CÓDIGO CIVIL
Lei Nº 10.406, de 10 de Janeiro de 2002.
Artigo 1805
A aceitação da herança, quando expressa, faz-se por declaração escrita; quando tácita, há de resultar tão-somente de atos próprios da qualidade de herdeiro.
§ 1º Não exprimem aceitação de herança os atos oficiosos, como o funeral do finado, os meramente conservatórios, ou os de administração e guarda provisória.

§ 2º Não importa igualmente aceitação a cessão gratuita, pura e simples, da herança, aos demais co-herdeiros.


 
 
 
Resumo Jurídico

A Simulação em Negócios Jurídicos: O Artigo 1805 do Código Civil

O artigo 1805 do Código Civil introduz um conceito fundamental no direito civil: a simulação. Em termos simples, a simulação ocorre quando duas ou mais pessoas combinam, de forma falsa e intencional, criar uma aparência de negócio jurídico que, na realidade, não condiz com a vontade verdadeira delas.

Imagine duas pessoas que fingem vender um bem. O objetivo é enganar terceiros ou a própria lei, mas, na verdade, a intenção é que o bem permaneça com o vendedor ou que a transação sirva a outro propósito oculto.
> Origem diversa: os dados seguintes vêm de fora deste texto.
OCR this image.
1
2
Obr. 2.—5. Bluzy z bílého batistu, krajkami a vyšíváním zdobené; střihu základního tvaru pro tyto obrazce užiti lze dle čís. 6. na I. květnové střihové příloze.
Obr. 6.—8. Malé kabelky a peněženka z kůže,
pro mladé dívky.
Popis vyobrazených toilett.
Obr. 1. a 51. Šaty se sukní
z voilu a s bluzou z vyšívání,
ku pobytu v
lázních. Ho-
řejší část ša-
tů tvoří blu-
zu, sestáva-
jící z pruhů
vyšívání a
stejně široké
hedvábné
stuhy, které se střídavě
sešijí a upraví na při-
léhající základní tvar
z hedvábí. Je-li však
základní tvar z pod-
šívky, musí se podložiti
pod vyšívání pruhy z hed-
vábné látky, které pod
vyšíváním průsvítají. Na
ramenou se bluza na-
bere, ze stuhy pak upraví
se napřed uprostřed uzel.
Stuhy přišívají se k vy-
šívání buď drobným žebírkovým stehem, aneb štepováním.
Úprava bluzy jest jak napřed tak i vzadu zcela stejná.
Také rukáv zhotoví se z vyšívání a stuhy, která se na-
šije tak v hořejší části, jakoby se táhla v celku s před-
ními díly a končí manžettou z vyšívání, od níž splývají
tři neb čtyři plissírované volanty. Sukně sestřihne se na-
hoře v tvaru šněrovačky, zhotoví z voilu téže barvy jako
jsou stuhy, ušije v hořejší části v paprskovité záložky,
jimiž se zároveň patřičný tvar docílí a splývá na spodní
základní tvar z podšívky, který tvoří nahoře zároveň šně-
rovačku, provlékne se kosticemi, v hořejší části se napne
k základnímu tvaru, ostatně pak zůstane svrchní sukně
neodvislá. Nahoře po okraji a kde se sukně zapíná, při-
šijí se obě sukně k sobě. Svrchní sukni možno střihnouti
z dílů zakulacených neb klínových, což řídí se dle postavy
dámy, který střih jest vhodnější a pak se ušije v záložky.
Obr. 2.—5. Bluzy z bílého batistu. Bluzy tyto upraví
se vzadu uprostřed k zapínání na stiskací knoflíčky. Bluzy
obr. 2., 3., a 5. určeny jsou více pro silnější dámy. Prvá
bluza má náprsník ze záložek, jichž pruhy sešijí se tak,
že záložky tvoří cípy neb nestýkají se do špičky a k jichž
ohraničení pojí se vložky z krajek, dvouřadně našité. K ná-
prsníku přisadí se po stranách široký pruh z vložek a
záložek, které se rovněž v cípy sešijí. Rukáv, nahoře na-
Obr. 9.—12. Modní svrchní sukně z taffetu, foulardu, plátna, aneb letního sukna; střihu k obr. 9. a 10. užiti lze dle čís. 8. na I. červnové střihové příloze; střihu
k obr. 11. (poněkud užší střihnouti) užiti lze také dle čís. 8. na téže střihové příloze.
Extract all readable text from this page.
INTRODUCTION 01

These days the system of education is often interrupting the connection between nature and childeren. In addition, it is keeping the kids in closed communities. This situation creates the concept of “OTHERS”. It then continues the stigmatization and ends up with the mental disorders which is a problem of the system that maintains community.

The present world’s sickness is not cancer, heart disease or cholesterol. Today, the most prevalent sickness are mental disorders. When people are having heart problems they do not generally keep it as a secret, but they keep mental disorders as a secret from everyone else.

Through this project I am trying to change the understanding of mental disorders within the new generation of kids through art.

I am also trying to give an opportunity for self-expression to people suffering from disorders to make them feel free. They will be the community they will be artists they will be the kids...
Essa "venda" aparente é a simulação.

Pontos Chave do Artigo 1805:

  • Negócio Jurídico Simulado: Refere-se a qualquer ato que pareça legal e legítimo, mas que foi criado sob falsidade para ocultar a verdadeira intenção das partes. Exemplos comuns incluem doações disfarçadas de compra e venda ou transações fictícias.
  • Caráter Nulo: O artigo determina que o negócio jurídico simulado é nulo. Isso significa que ele não produz os efeitos jurídicos que aparenta ter. Para o direito, é como se o negócio nunca tivesse existido de fato, pois a sua causa real é a ocultação e não a transação declarada.
  • Comprovação da Simulação: A nulidade do negócio simulado pode ser provada pelas partes interessadas. Ou seja, qualquer pessoa que seja prejudicada pela aparência criada pelo negócio simulado pode buscar provar a verdade por trás daquela transação. Isso pode incluir credores que se veem impedidos de receber seus créditos, herdeiros que seriam lesados por doações fictícias, ou até mesmo o Ministério Público em casos de interesse público.
  • Ocultação e Engano: A simulação pressupõe a vontade deliberada de ocultar a realidade e enganar terceiros. Não se trata de um erro ou de uma falha na declaração, mas sim de uma manobra consciente para criar uma situação fictícia.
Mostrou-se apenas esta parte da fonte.